投稿済み Thu, 09 Apr 2020 23:59:50 GMT 、投稿者 Chris McFarland
Hello Everyone:

I was working with the Platform.NETClient sample in Visual Studio, and I was unzipping a new copy every once in a while to give myself a fresh start then out of the blue the package from a fresh unzip loads in with a bunch of errors.

Basically saying that a bunch of things don't exist in the current context.

Cannot figure out how to get back to a stable base package so that I can continue to try to figure out how to make it work.

What do you think?

 
投稿済み Fri, 10 Apr 2020 19:07:14 GMT 、投稿者 Chris McFarland
OK, update here.

Past that and on to the next thing that has me stumped.

To get rid of the errors after having them come back after a restart helped once I found that setting the project to an older .NET version and then back again did the trick.

Now what I'm looking at is that the elements I'm after in the PlatformClient are not being called up when I run(debug) the project.

I've inserted Console.Write lines in a few places and can see that the GetFIleCabinet element is called up and executes, but no other calls from Program.cs to PlatformClient elements are being triggered.

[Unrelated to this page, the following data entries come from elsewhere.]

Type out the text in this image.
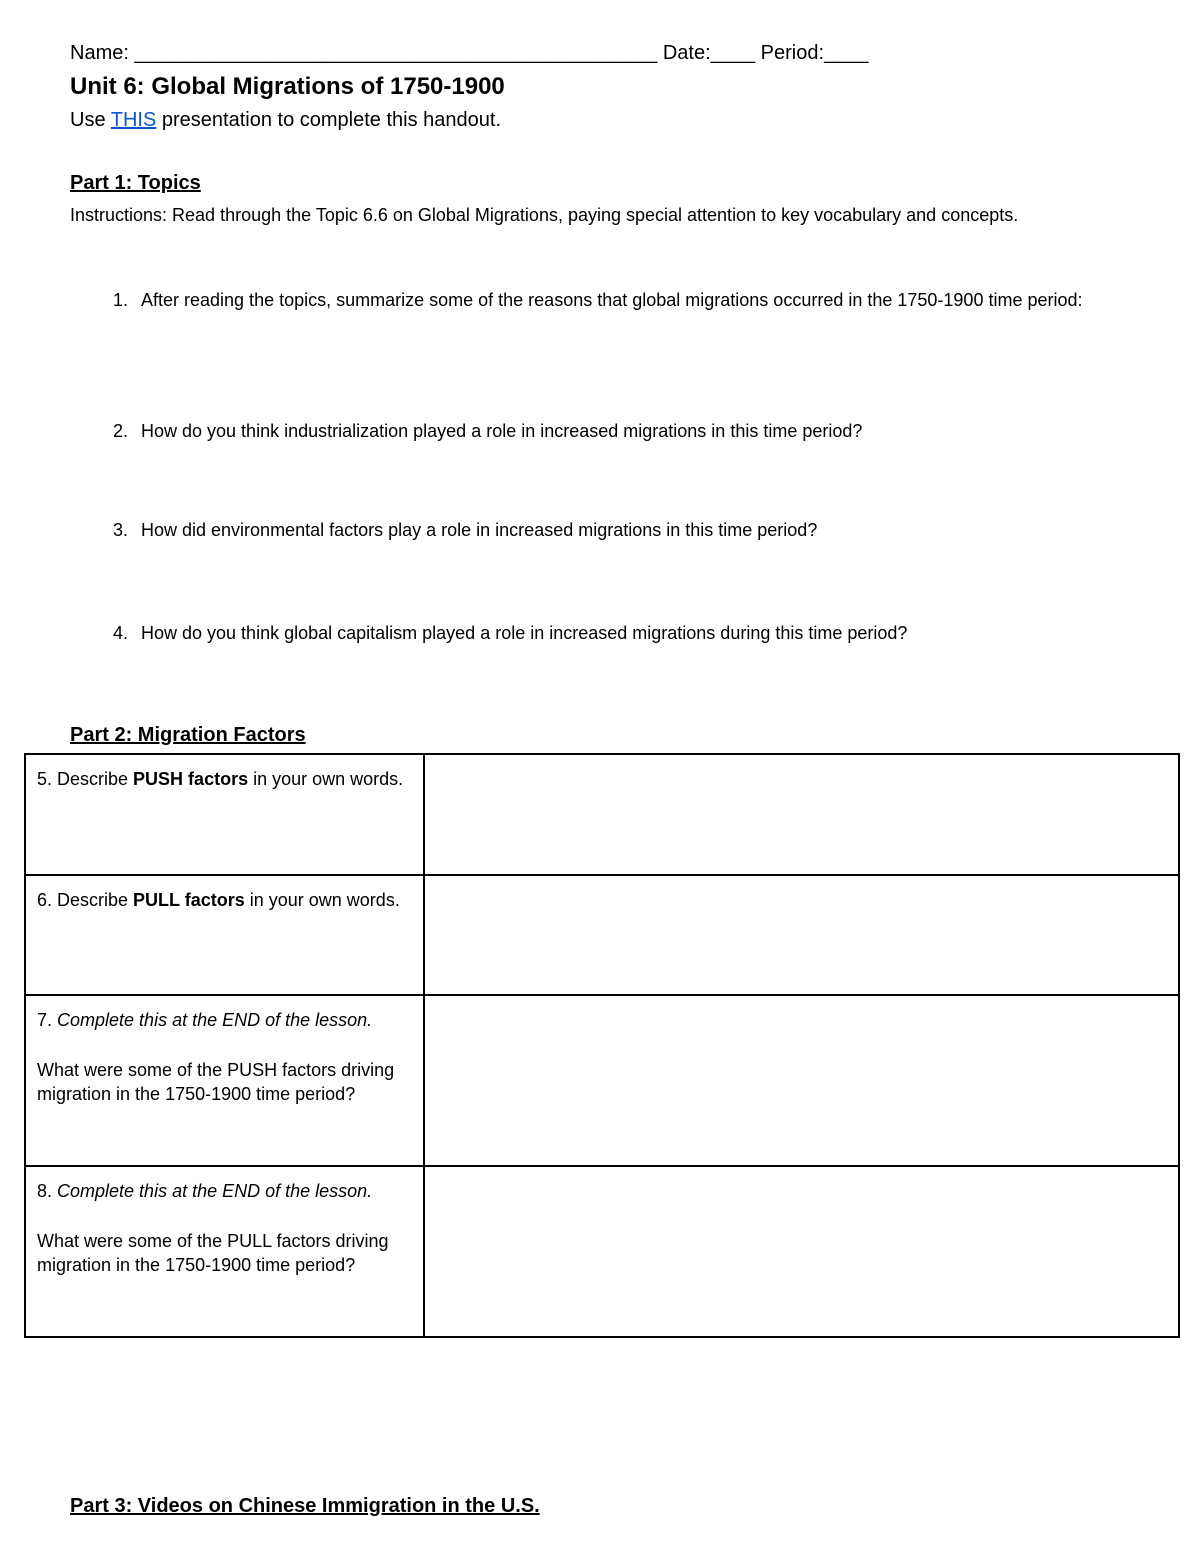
Name: _______________________________________________ Date:____ Period:____
Unit 6: Global Migrations of 1750-1900
Use THIS presentation to complete this handout.
Part 1: Topics
Instructions: Read through the Topic 6.6 on Global Migrations, paying special attention to key vocabulary and concepts.
1. After reading the topics, summarize some of the reasons that global migrations occurred in the 1750-1900 time period:
2. How do you think industrialization played a role in increased migrations in this time period?
3. How did environmental factors play a role in increased migrations in this time period?
4. How do you think global capitalism played a role in increased migrations during this time period?
Part 2: Migration Factors
5. Describe PUSH factors in your own words.	
6. Describe PULL factors in your own words.	
7. Complete this at the END of the lesson.
What were some of the PUSH factors driving migration in the 1750-1900 time period?	

8. Complete this at the END of the lesson.
What were some of the PULL factors driving migration in the 1750-1900 time period?	

Part 3: Videos on Chinese Immigration in the U.S.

Probably missing something super simple here...

What do you think?

Thanks!
投稿済み Tue, 14 Apr 2020 07:40:17 GMT 、投稿者 Simon H. Hellmann Toshiba Tec Germany Imaging Systems GmbH IT-Consultant Document Management Solutions
Hi Chris, 

can you post some of your code which errors out for you here? 
Hard to say anything about it if we do not know error messages or the methods called. 

Greetings from Germany,
Simon H. Hellmann
DocuWare System Consultant
投稿済み Tue, 14 Apr 2020 11:34:29 GMT 、投稿者 Chris McFarland

Hello Simon:

Thank you for taking a look with me here.

Some interesting developments and I've attached my Program.cs and PlatformClient.cs files so that you can see what I have going.

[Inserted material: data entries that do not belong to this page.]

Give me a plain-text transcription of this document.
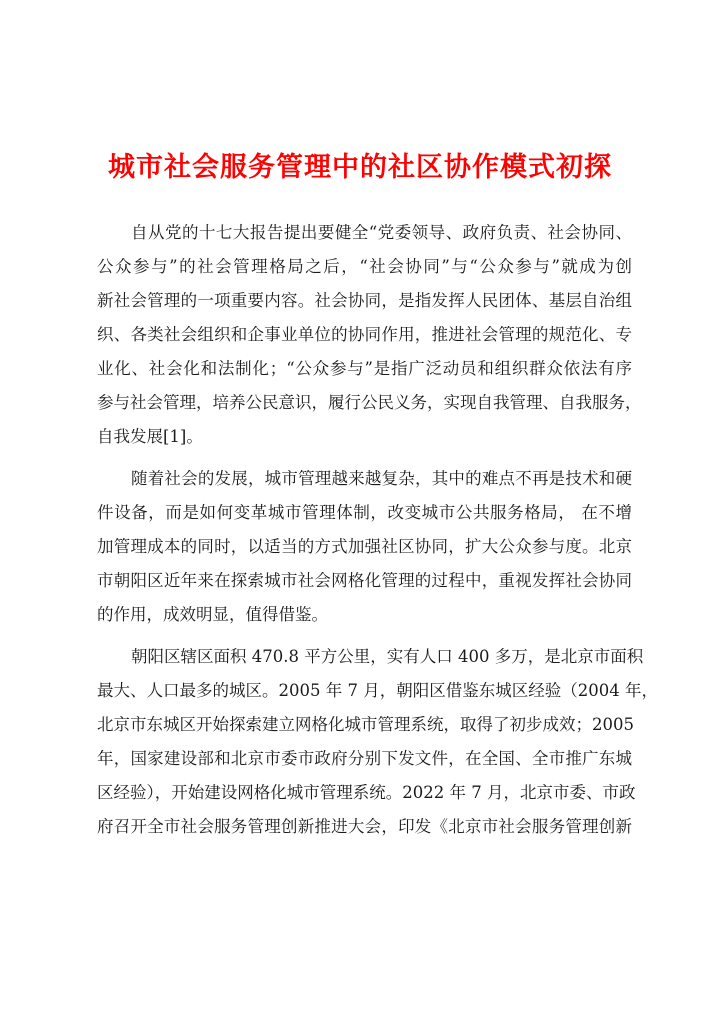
城市社会服务管理中的社区协作模式初探
自从党的十七大报告提出要健全“党委领导、政府负责、社会协同、
公众参与”的社会管理格局之后，“社会协同”与“公众参与”就成为创
新社会管理的一项重要内容。社会协同，是指发挥人民团体、基层自治组
织、各类社会组织和企事业单位的协同作用，推进社会管理的规范化、专
业化、社会化和法制化；“公众参与”是指广泛动员和组织群众依法有序
参与社会管理，培养公民意识，履行公民义务，实现自我管理、自我服务，
自我发展[1]。
随着社会的发展，城市管理越来越复杂，其中的难点不再是技术和硬
件设备，而是如何变革城市管理体制，改变城市公共服务格局， 在不增
加管理成本的同时，以适当的方式加强社区协同，扩大公众参与度。北京
市朝阳区近年来在探索城市社会网格化管理的过程中，重视发挥社会协同
的作用，成效明显，值得借鉴。
朝阳区辖区面积 470.8 平方公里，实有人口 400 多万，是北京市面积
最大、人口最多的城区。2005 年 7 月，朝阳区借鉴东城区经验（2004 年，
北京市东城区开始探索建立网格化城市管理系统，取得了初步成效；2005
年，国家建设部和北京市委市政府分别下发文件，在全国、全市推广东城
区经验），开始建设网格化城市管理系统。2022 年 7 月，北京市委、市政
府召开全市社会服务管理创新推进大会，印发《北京市社会服务管理创新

While the condition persists where only things in the entry point call and execute their assemblies, I was able to get a successful 'move item from document tray to file cabinet' action by placing an instance of that code into the entry point itself.  

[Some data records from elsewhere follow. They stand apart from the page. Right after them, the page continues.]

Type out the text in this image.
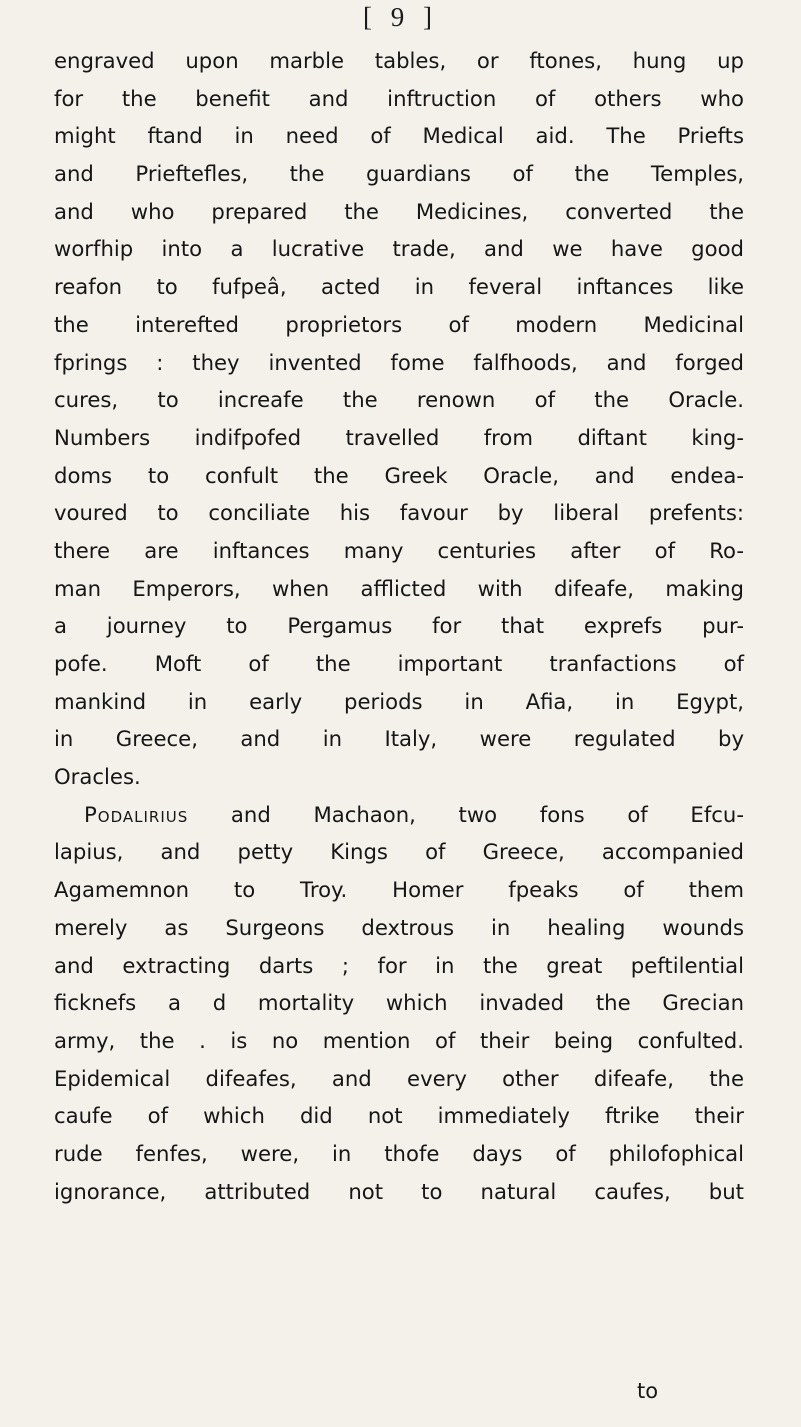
[ 9 ]
engraved upon marble tables, or ftones, hung up
for the benefit and inftruction of others who
might ftand in need of Medical aid. The Priefts
and Prieftefles, the guardians of the Temples,
and who prepared the Medicines, converted the
worfhip into a lucrative trade, and we have good
reafon to fufpeâ, acted in feveral inftances like
the interefted proprietors of modern Medicinal
fprings : they invented fome falfhoods, and forged
cures, to increafe the renown of the Oracle.
Numbers indifpofed travelled from diftant king-
doms to confult the Greek Oracle, and endea-
voured to conciliate his favour by liberal prefents:
there are inftances many centuries after of Ro-
man Emperors, when afflicted with difeafe, making
a journey to Pergamus for that exprefs pur-
pofe. Moft of the important tranfactions of
mankind in early periods in Afia, in Egypt,
in Greece, and in Italy, were regulated by
Oracles.
Podalirius and Machaon, two fons of Efcu-
lapius, and petty Kings of Greece, accompanied
Agamemnon to Troy. Homer fpeaks of them
merely as Surgeons dextrous in healing wounds
and extracting darts ; for in the great peftilential
ficknefs a d mortality which invaded the Grecian
army, the . is no mention of their being confulted.
Epidemical difeafes, and every other difeafe, the
caufe of which did not immediately ftrike their
rude fenfes, were, in thofe days of philofophical
ignorance, attributed not to natural caufes, but
to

This shows that the code works on a basic level (not surprised since it was already in the project...) and that it would probably work if things outside the entry point were calling their assemblies.

You'll find that I've set the access modifiers to public in my Project.cs file for things after the entry point, but really a blind stab that didn't work so I'll be changing those back to their defaults.

Having the code to move from document tray to file cabinet in the entry point works in an experimental way, but carries real problems.  For one it seems to be pretty far out from best practices and maybe even more important is a functional limitation where I have to specify the DocID for it to fire off.  In the real world I'd need for this to be dynamic and I didn't have any luck bringing the dynamic search elements in the code up into the entry point to deliver full functionality even if the construction was pretty far out from standard.

I really appreciate you taking a look with me and look forward to getting your opinion on what you see.

Thanks!

Chris McFarland

投稿済み Wed, 15 Apr 2020 07:52:23 GMT 、投稿者 Simon H. Hellmann Toshiba Tec Germany Imaging Systems GmbH IT-Consultant Document Management Solutions
Hi Chris, 

first of all, please remove the information about your cloud system from the attachments. 

Second, you created a console application in C# - console applications always just do what is defined in the method "main" and then quit - this is just how the C# logic works. 
To be able to call other methods defined in the same class "Program", you would need to call the following code in your main method:
static void Main(string[] args)
        {
            Program program = new Program();
            //call whatever methods you need
            program.GetDocumentById("Inbox",true,123);
        }
However, this is not really best practice. If possible, you should aim to put your methods into a new class and create an instance of the new class which contains all the logic. 
For example, I recently created a test application with this Main method (don't call your productive class like that though):
        static void Main(string[] args)
        {
            DoThings doThings = new DoThings();
            doThings.CheckForNewDocuments();
        }
If you want to have dynamic search criteria, you might want to think about building a WPF or Windows Forms application instead so the user can input their criteria into a GUI. 
If it is something which should run automatically, you should either stay with the console application and have it start through task planning or switch over to a windows service with a timer. 

In any case, you might want to use a configuration file to set your search criteria - have a look at how the App.config works, that is probably the easiest way in C#. 


Greetings from Germany, 
Simon H. Hellmann
DocuWare System Consultant
投稿済み Wed, 15 Apr 2020 11:16:01 GMT 、投稿者 Chris McFarland
Hello Simon:

Yes, I guess that makes sense to wipe out the system info...

First, thank you for spending some time working through this with me.

That gives me some angles to work down so I'm going to roll up my sleeves and report back after I cover some more ground.